Mais de 60 áreas de terra já foram demarcadas no lugar
“Eu não tenho para onde ir, moro de favor na casa da minha mãe. As poucas coisas que eu tenho estão na parte de baixo da casa da minha mãe, a noite eu durmo na cozinha por segurança, e estou aqui porque preciso muito de um lugar para morar”, disse a ocupante das terras Alberleide Nascimento.
“Aqui nesse conjunto mesmo não tem nem mais 10% das pessoas que foram as beneficiadas, a maioria já vendeu as casas e voltou para os lugares onde moravam. Deveria existir um critério de seleção mais rigoroso para que isso não acontecesse, pois pessoas que realmente precisam como nós infelizmente não somos beneficiados”, relatou.
“Estamos fazendo esse levantamento para que pessoas sem necessidade não venham a querer ocupar esses lugares”, explicou o líder comunitário.
Esta é a terceira vez que o local é ocupado.
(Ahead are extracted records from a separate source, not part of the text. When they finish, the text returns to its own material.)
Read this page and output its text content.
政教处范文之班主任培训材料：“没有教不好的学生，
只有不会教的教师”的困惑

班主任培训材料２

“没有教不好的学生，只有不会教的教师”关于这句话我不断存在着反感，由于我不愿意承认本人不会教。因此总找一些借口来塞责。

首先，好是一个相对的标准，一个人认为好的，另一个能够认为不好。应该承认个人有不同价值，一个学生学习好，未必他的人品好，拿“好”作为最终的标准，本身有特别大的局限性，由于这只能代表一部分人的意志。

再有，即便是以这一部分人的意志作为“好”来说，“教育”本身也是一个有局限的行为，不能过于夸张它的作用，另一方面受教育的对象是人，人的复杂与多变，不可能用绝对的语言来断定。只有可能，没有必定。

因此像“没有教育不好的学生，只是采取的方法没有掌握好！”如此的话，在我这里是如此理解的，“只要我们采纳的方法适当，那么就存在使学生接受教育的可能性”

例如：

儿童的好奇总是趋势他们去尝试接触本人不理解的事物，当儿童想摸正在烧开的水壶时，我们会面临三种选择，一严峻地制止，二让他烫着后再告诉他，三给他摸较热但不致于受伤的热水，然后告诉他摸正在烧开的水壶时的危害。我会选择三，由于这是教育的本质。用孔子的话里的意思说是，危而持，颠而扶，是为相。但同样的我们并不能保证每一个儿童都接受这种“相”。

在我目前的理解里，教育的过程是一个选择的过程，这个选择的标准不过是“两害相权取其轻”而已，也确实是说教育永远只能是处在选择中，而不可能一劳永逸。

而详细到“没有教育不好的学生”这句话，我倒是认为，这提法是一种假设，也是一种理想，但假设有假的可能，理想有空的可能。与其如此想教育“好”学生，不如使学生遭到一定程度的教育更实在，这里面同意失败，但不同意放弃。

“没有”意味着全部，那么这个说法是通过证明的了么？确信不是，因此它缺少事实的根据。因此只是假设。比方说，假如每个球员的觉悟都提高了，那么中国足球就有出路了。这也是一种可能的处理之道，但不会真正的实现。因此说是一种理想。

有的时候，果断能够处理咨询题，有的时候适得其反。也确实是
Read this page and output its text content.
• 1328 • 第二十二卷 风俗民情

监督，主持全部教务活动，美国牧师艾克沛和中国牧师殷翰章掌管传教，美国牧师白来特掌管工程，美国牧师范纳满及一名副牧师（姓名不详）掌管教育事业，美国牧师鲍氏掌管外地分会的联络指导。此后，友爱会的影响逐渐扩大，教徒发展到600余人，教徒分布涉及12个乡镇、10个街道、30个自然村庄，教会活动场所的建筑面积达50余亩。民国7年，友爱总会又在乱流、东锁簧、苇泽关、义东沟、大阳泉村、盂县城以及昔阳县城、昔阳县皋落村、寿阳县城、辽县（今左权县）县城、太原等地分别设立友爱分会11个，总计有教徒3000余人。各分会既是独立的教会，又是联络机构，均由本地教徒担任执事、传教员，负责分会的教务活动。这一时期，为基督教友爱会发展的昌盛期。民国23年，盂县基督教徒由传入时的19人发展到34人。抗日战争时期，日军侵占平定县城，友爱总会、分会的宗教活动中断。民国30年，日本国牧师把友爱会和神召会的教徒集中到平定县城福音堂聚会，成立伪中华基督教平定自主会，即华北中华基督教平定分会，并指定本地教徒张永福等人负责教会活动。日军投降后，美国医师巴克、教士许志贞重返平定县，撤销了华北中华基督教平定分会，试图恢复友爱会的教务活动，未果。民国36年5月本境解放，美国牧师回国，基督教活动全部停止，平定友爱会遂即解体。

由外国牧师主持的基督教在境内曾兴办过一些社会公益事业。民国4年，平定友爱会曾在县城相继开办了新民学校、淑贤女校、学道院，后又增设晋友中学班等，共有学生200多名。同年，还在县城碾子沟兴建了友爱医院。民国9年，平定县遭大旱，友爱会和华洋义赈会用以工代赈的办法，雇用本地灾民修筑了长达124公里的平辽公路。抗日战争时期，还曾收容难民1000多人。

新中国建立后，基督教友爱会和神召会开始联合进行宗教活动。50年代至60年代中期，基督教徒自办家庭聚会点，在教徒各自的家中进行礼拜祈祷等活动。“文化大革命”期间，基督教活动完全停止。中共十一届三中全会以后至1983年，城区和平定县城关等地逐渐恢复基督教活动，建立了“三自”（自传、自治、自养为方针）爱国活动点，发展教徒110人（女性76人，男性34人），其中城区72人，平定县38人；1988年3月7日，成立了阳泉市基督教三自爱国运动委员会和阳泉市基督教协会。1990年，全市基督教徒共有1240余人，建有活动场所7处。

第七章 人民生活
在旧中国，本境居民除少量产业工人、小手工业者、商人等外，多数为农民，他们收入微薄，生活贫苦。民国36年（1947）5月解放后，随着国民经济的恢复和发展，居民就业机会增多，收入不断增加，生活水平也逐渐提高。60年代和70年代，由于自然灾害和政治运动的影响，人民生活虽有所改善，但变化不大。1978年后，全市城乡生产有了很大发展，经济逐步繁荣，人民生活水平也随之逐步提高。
Nas outras duas vezes a alegação dada para desocupação do local é que o terreno faz parte de uma Área de Preservação Permanente, situação que faz os ocupantes solicitarem um esclarecimento específico.
“Essas terras foram compradas pelo governo na época que foi para construir o conjunto, e é tanta terra sem serventia para ninguém e nós estamos necessitando. Por isso queremos saber quem é o verdadeiro dono daqui agora, se podemos ou não construir, para que depois não venham derrubar nossas casas”, falou a moradora Socorro Martins.
Procuramos o representante do governo do estado em Cruzeiro do Sul, mas não conseguimos o contato com o mesmo. A secretária de Meio Ambiente Municipal também não foi encontrada para esclarecer se o local é área de APP.